We explored five core techniques today, each offering a different way to bring data together:
1)Union
2)Inner Join
3)Right Join
4)Left Join
5)Outer Join
LETS BREAK THEM DOWN!
1)Union – The Stack Approach
Unions are the simplest way to combine data: you stack one dataset on top of another, assuming the field names and data structures are aligned. This is especially useful when dealing with data of the same structure collected at different times—like survey results from different months.
Joins – Matching on Common Ground
Joins are a more powerful (and sometimes trickier) way to merge data. Instead of stacking, joins align records horizontally, based on matching fields like customer ID, product code, or date.
Before applying a join, two things matter:
Join condition: The field(s) you're using to match the data (e.g., Customer_ID).
Join type: This determines what stays and what gets filtered out.
2)Inner Join – The Common Ground
This is the most widely used join. It returns only the records where there's a match in both datasets. It's great for precise queries, like seeing which products were sold and also delivered.
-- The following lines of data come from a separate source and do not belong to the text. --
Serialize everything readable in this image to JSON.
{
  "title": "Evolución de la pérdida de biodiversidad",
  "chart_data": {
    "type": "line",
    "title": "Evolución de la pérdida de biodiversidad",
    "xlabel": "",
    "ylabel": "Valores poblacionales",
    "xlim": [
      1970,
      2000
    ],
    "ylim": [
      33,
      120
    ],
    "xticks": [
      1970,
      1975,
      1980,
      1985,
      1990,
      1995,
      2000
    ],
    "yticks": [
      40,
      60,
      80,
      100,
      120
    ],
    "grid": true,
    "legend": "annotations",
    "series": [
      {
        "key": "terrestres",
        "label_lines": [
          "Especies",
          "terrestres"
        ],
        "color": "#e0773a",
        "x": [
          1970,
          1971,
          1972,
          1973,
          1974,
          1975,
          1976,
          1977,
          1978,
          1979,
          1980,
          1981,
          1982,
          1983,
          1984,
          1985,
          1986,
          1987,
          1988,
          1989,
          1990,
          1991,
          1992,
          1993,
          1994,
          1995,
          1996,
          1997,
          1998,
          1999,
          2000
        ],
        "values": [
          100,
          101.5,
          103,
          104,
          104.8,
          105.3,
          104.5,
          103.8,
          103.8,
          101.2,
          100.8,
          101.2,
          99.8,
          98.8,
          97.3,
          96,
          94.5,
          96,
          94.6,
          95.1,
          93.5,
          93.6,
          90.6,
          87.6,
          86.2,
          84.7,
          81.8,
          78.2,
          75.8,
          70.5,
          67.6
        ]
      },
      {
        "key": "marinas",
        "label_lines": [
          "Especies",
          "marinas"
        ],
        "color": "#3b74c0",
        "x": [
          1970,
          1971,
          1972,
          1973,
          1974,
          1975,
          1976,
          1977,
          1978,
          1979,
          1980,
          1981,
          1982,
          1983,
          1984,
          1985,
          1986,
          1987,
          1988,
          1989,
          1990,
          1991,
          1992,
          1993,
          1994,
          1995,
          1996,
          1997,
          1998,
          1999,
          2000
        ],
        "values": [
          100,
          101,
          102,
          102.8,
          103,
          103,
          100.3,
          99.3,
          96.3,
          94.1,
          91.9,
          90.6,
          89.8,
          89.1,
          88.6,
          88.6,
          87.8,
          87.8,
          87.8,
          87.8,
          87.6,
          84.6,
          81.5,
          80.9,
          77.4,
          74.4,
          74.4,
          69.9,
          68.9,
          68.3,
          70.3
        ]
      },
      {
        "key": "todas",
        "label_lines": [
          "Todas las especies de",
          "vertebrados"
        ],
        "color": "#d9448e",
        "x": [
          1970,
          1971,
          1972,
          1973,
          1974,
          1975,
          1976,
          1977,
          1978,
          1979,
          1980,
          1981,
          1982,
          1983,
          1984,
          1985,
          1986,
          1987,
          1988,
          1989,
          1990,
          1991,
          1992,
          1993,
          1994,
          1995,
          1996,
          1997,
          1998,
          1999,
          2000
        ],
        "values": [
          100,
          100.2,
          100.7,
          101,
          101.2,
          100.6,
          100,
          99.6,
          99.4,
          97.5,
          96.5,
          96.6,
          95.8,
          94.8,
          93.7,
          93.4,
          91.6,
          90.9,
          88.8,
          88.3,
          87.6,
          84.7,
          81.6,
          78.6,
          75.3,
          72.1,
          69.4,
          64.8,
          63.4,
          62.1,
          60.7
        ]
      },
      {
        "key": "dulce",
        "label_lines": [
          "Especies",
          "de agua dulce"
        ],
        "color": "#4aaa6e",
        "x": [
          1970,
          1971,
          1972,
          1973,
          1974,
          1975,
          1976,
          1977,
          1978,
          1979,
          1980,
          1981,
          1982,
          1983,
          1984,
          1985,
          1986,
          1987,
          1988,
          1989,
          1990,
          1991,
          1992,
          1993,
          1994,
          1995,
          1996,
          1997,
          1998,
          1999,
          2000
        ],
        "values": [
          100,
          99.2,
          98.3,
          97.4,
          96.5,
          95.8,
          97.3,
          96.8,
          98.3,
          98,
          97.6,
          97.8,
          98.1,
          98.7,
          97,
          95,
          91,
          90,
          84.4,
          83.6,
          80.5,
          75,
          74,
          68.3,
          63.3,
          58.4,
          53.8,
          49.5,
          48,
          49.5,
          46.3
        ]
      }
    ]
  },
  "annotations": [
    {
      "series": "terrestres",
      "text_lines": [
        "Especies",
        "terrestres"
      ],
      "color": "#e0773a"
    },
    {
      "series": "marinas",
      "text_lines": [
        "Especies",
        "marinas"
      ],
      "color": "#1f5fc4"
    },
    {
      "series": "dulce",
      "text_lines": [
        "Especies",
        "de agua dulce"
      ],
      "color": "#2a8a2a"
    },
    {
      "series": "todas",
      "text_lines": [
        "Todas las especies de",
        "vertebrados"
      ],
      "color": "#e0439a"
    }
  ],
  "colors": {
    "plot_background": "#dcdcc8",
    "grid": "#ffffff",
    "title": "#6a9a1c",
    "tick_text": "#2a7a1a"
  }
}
🔹 Caution: It excludes all unmatched records, which can be risky if you're looking for a full picture.
3)Left Join – Keep Everything on the Left
A left join returns all records from the left (primary) table, along with matching data from the right table. If there’s no match, you’ll still keep the left table's record, with nulls filling in the gaps.
4)Right Join – The Opposite Perspective
This is essentially the mirror of the left join. You get all records from the right table, plus the matching ones from the left. It's useful when your secondary data is the one you want to preserve in full.
5)Outer Join – The Full Picture
An outer join gives you everything from both tables—matches and non-matches. It's the most inclusive option and ensures that no data is lost, which is perfect for high-level, exploratory analysis.
Final Thoughts
Today’s session really highlighted the strategic thinking required to choose the right type of merge for your analysis goals. As we continue to dive deeper into tools like Tableau and Alteryx, mastering these techniques will be essential in creating impactful dashboards and insights.
Looking forward to more data adventures ahead!